Les montagnes se rencontrent…*) 2 et fin

 

« L’homme est un être si surprenant qu’on ne peut jamais énumérer ses qualités et, plus on le scrute, plus de nouvelles particularités apparaissent, si bien qu’on ne cesserait jamais de les décrire. » Gogol

 

Pas plus tard qu'hier, une amie très italienne m'a accueilli les larmes aux yeux ; et avec le discours ou l'intention, réelle ou simulée, de mettre fin, non seulement à ses passions auxquelles elle ne trouvait plus aucun intérêt, mais à sa propre vie.

Elle n’était pas de ceux qui ont l’air de mourir de faim, mais elle était désespérée. Elle a un boulot, elle est émancipée, libre de toute contrainte. Elle est encore jeune par rapport à l'âge moyen des femmes dudit occident. Elle est cultivée et intelligente. Elle est même engagée politiquement - et avec lucidité et conviction - dans toutes les causes justes de ce monde injuste. Elle a voyagé à de nombreuses reprises dans différents pays du monde. Elle a rencontré beaucoup de cultures et d'amis, beaucoup d'amis, qui l'aiment beaucoup. Elle possède deux maisons spacieuses et belles, l'une à Milan et l'autre sur la mer, dans l'un des plus beaux endroits du monde déclaré patrimoine universel par l'UNESCO.

Un être humain ne peut-il pas être heureux de tous ces biens de Dieu ?

Quant à moi, quand j'ai débarqué ici en Italie, je n'avais rien d'autre que ma culture et ma poésie. Je n'avais pas de métier manuel à offrir à ce pays - qui, tant bien que mal, m'accueillait et m'acceptait – sinon le métier de produire de belles paroles et autres poèmes. Et je n’étais pas pour autant malheureux.

Au pays qui m'avait ouvert une petite porte de l’espoir, petite mais une porte quand même, j’ai essayé de donner comme cadeau de voyage des poèmes. C’était le seul trésor que je possédais et que j'avais apporté avec moi.  

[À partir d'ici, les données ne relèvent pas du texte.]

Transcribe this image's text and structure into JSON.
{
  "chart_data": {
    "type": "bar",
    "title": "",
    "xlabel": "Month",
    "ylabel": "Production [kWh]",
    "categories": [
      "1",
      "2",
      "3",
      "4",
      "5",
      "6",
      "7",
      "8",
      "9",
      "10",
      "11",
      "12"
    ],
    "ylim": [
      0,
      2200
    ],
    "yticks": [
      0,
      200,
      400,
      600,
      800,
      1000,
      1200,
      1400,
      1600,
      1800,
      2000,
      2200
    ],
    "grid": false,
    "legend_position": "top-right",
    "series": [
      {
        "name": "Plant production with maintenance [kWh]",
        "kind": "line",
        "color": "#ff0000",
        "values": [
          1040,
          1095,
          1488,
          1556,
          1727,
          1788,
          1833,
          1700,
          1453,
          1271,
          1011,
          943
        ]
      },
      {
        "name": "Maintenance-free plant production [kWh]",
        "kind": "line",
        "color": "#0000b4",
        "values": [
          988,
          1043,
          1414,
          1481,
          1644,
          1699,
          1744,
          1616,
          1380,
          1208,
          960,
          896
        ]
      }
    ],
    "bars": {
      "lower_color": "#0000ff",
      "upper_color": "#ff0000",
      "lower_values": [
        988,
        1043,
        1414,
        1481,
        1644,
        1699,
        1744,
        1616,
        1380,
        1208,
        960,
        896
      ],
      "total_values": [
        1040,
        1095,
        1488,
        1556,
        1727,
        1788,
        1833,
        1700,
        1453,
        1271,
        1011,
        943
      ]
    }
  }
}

Les prostituées slaves, nigérianes, marocaines et autres commerçants de l’infâme ont, je crois, fait la chose la plus naturelle que quiconque puisse faire dans leur situation et leur condition : elles aussi ont apporté à ce pays, comme « cadeau » de voyage, ce qu’elles avaient comme « biens » personnels. 

Les criminels parmi les migrants font ce qu'ils ont toujours fait dans leurs propre pays et les prostituées ont fait ce qu'elles savaient faire et ce qu'elles ont fait avant même d'avoir foulé le sol sacré et pur italien.

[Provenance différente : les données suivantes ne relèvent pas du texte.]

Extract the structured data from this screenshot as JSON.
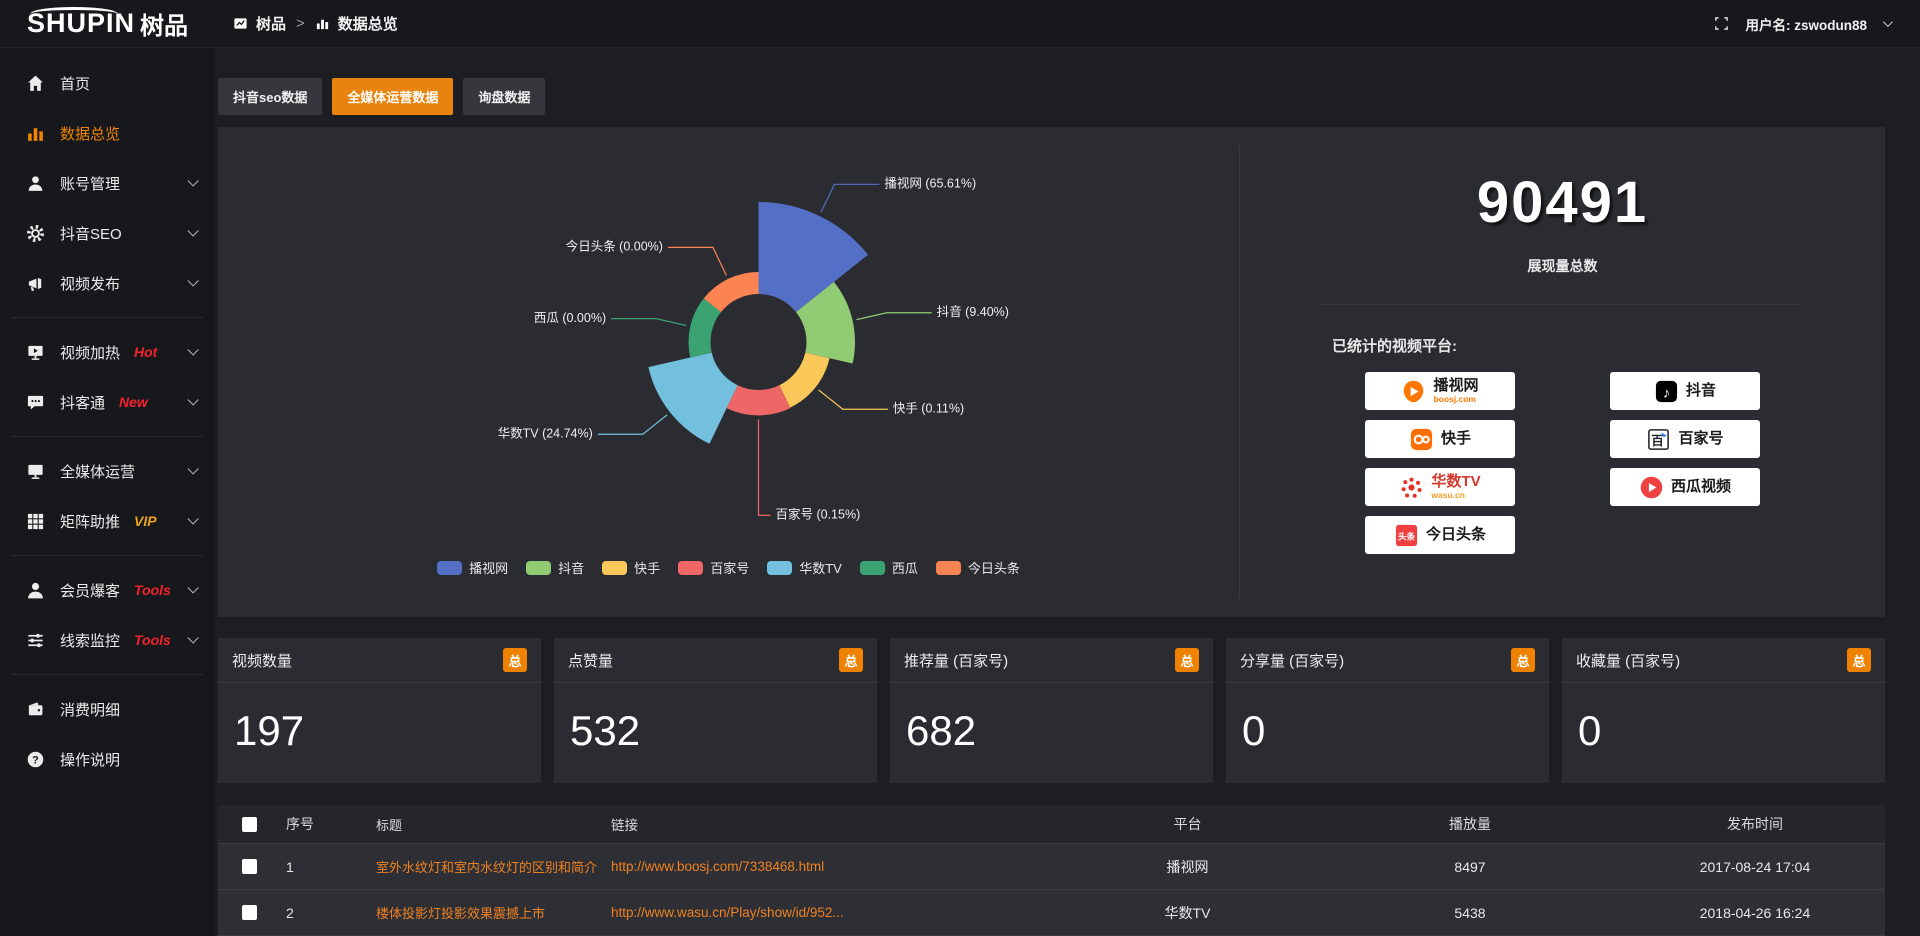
{
  "topbar": {
    "logo_en": "SHUPIN",
    "logo_cn": "树品",
    "breadcrumb": {
      "root": "树品",
      "separator": ">",
      "current": "数据总览"
    },
    "user_label": "用户名: zswodun88"
  },
  "sidebar": {
    "items": [
      {
        "label": "首页",
        "icon": "home"
      },
      {
        "label": "数据总览",
        "icon": "chart",
        "active": true
      },
      {
        "label": "账号管理",
        "icon": "user",
        "chevron": true
      },
      {
        "label": "抖音SEO",
        "icon": "gear",
        "chevron": true
      },
      {
        "label": "视频发布",
        "icon": "megaphone",
        "chevron": true
      },
      {
        "divider": true
      },
      {
        "label": "视频加热",
        "icon": "screen",
        "badge": "Hot",
        "badge_style": "red",
        "chevron": true
      },
      {
        "label": "抖客通",
        "icon": "chat",
        "badge": "New",
        "badge_style": "red",
        "chevron": true
      },
      {
        "divider": true
      },
      {
        "label": "全媒体运营",
        "icon": "monitor",
        "chevron": true
      },
      {
        "label": "矩阵助推",
        "icon": "grid",
        "badge": "VIP",
        "badge_style": "gold",
        "chevron": true
      },
      {
        "divider": true
      },
      {
        "label": "会员爆客",
        "icon": "member",
        "badge": "Tools",
        "badge_style": "red",
        "chevron": true
      },
      {
        "label": "线索监控",
        "icon": "sliders",
        "badge": "Tools",
        "badge_style": "red",
        "chevron": true
      },
      {
        "divider": true
      },
      {
        "label": "消费明细",
        "icon": "wallet"
      },
      {
        "label": "操作说明",
        "icon": "help"
      }
    ]
  },
  "tabs": [
    {
      "label": "抖音seo数据",
      "active": false
    },
    {
      "label": "全媒体运营数据",
      "active": true
    },
    {
      "label": "询盘数据",
      "active": false
    }
  ],
  "chart_data": {
    "type": "pie",
    "variant": "nightingale_rose",
    "legend_position": "bottom",
    "label_format": "{name} ({percent}%)",
    "series": [
      {
        "name": "播视网",
        "percent": 65.61,
        "color": "#5470c6"
      },
      {
        "name": "抖音",
        "percent": 9.4,
        "color": "#91cc75"
      },
      {
        "name": "快手",
        "percent": 0.11,
        "color": "#fac858"
      },
      {
        "name": "百家号",
        "percent": 0.15,
        "color": "#ee6666"
      },
      {
        "name": "华数TV",
        "percent": 24.74,
        "color": "#73c0de"
      },
      {
        "name": "西瓜",
        "percent": 0.0,
        "color": "#3ba272"
      },
      {
        "name": "今日头条",
        "percent": 0.0,
        "color": "#fc8452"
      }
    ]
  },
  "summary": {
    "total_value": "90491",
    "total_label": "展现量总数",
    "platforms_label": "已统计的视频平台:",
    "platforms": [
      {
        "name": "播视网",
        "sub": "boosj.com",
        "icon": "boosj"
      },
      {
        "name": "抖音",
        "icon": "douyin"
      },
      {
        "name": "快手",
        "icon": "kuaishou"
      },
      {
        "name": "百家号",
        "icon": "baijiahao"
      },
      {
        "name": "华数TV",
        "sub": "wasu.cn",
        "icon": "wasu"
      },
      {
        "name": "西瓜视频",
        "icon": "xigua"
      },
      {
        "name": "今日头条",
        "icon": "toutiao"
      }
    ]
  },
  "stat_cards": [
    {
      "label": "视频数量",
      "badge": "总",
      "value": "197"
    },
    {
      "label": "点赞量",
      "badge": "总",
      "value": "532"
    },
    {
      "label": "推荐量 (百家号)",
      "badge": "总",
      "value": "682"
    },
    {
      "label": "分享量 (百家号)",
      "badge": "总",
      "value": "0"
    },
    {
      "label": "收藏量 (百家号)",
      "badge": "总",
      "value": "0"
    }
  ],
  "table": {
    "headers": [
      "序号",
      "标题",
      "链接",
      "平台",
      "播放量",
      "发布时间"
    ],
    "rows": [
      {
        "seq": "1",
        "title": "室外水纹灯和室内水纹灯的区别和简介",
        "link": "http://www.boosj.com/7338468.html",
        "platform": "播视网",
        "plays": "8497",
        "published": "2017-08-24 17:04"
      },
      {
        "seq": "2",
        "title": "楼体投影灯投影效果震撼上市",
        "link": "http://www.wasu.cn/Play/show/id/952...",
        "platform": "华数TV",
        "plays": "5438",
        "published": "2018-04-26 16:24"
      }
    ]
  },
  "colors": {
    "accent": "#ee8211",
    "tab_active": "#e8830d",
    "link": "#ef8222",
    "panel": "#2b2c31",
    "background": "#1d1e22",
    "sidebar": "#17181c",
    "badge_red": "#f5222d",
    "badge_gold": "#efa318"
  }
}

Il y a environ un mois, j'étais avec un ami algérien devant la gare centrale de Milan. Il venait d'arriver - pour la première fois - en Italie, car il voulait rencontrer un ami et profiter de l'occasion pour acheter des machines et des outils pour son entreprise. Du matériel qu'on ne trouve pas évidemment en Algérie.

Si avvicinò a me. Mi trattò con tutti gli epiteti dispregiativi. Io lo guardavo fisso negli occhi senza aggiungere niente.

Il était presque une heure du matin. Nous attendions le tram. Sur l'autre trottoir il y avait une jolie jeune femme qui attendait elle aussi un moyen de transport. D’après sa démarche, j’ai remarqué qu’elle était un peu mal à l’aise. Je pensais qu'elle était agitée parce qu'elle était impatiente, comme tout Occidental qui se respecte. L'endroit était désert, peuplé seulement de quelques noctambules et bien sûr des immanquables sans-abri de tous âges, de tous sexes, de toutes cultures et de toutes couleurs. Il y avait peu de voitures.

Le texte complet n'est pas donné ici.